Johann Müller, geboren am 1.2.1872, hatte Weinberge am Altenberg in Abtswind im Ertrag stehen.
Die Arbeit zu dieser Zeit war enorm aufwendig, denn die Mechanisierung war wenig fortgeschritten und die gesamte Lage war in Terrassen gegliedert, weshalb die komplette Bewirtschaftung nur mit der Hand zu bewältigen war.

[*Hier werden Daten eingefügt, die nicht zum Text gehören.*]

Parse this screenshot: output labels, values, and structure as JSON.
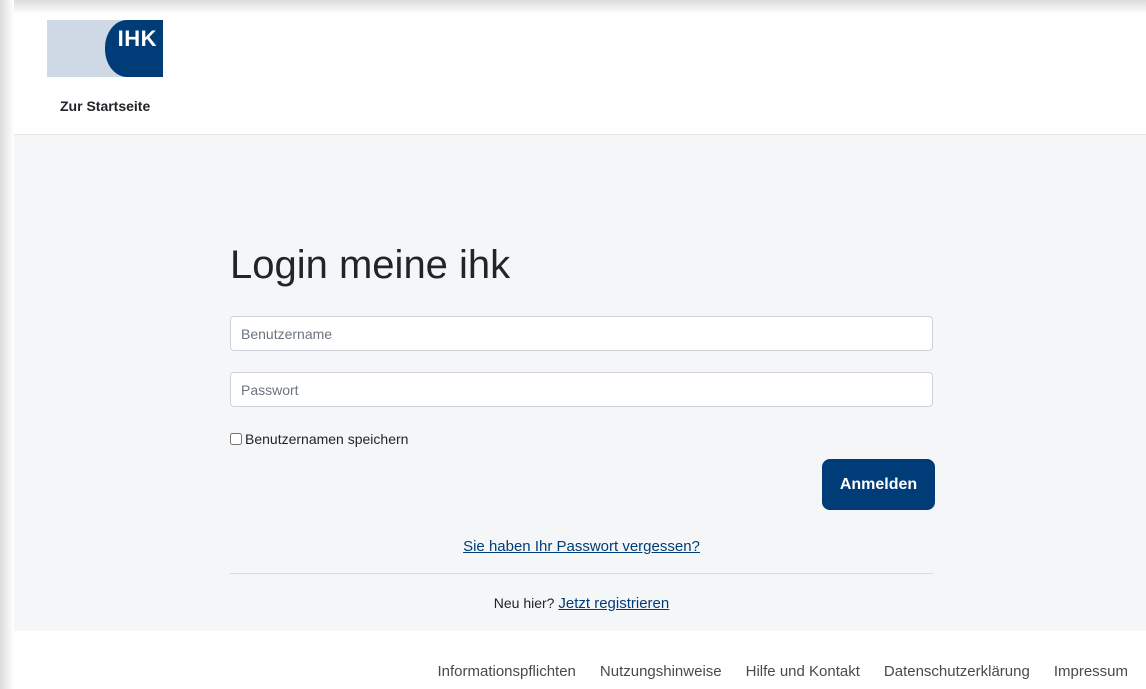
{
  "header": {
    "logo_text": "IHK",
    "home_link": "Zur Startseite"
  },
  "login": {
    "title": "Login meine ihk",
    "username_placeholder": "Benutzername",
    "password_placeholder": "Passwort",
    "remember_label": "Benutzernamen speichern",
    "submit_label": "Anmelden",
    "forgot_link": "Sie haben Ihr Passwort vergessen?",
    "new_here": "Neu hier?",
    "register_link": "Jetzt registrieren"
  },
  "footer": {
    "links": [
      "Informationspflichten",
      "Nutzungshinweise",
      "Hilfe und Kontakt",
      "Datenschutzerklärung",
      "Impressum"
    ]
  },
  "colors": {
    "brand_blue": "#003c78",
    "logo_light": "#cfd9e5",
    "page_background": "#f5f6f7"
  }
}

Die Weinlese fand im Oktober statt und zog sich bis weit in den November hinein. Zur Mittagspause im Weinberg wurde ein Feuer geschürt, damit sich die vielen Lesehelfer wärmen konnten.
Als die Trauben schließlich im Hof waren, wurden sie in die Korbpresse geschaufelt und per Hand ausgepresst. Die Vergärung fand im Gewölbekeller in Holzfässern statt.
Um Neujahr wurde der Wein das erste mal abgelassen und von der Hefe getrennt. Dann kamen Kitzinger Weinhändler, kauften Fasswein, und fuhren mit ihren Pferdefuhrwerken in die Weinhandelsstadt, füllten und vermarkteten diesen dann im Fass oder in der Flasche.
Johann Müller vererbte dann seinen Sohn Hans Müller Weinberge und Ackerland. Hans lebte die Tradition fort, trat dann aber 1959 in die neu gegründete Genossenschaft ein, der er im Herbst die Trauben ablieferte.
Weiterhin wurde aber auch Wein im eigenen Gewölbekeller im Halbstückfass ausgebaut.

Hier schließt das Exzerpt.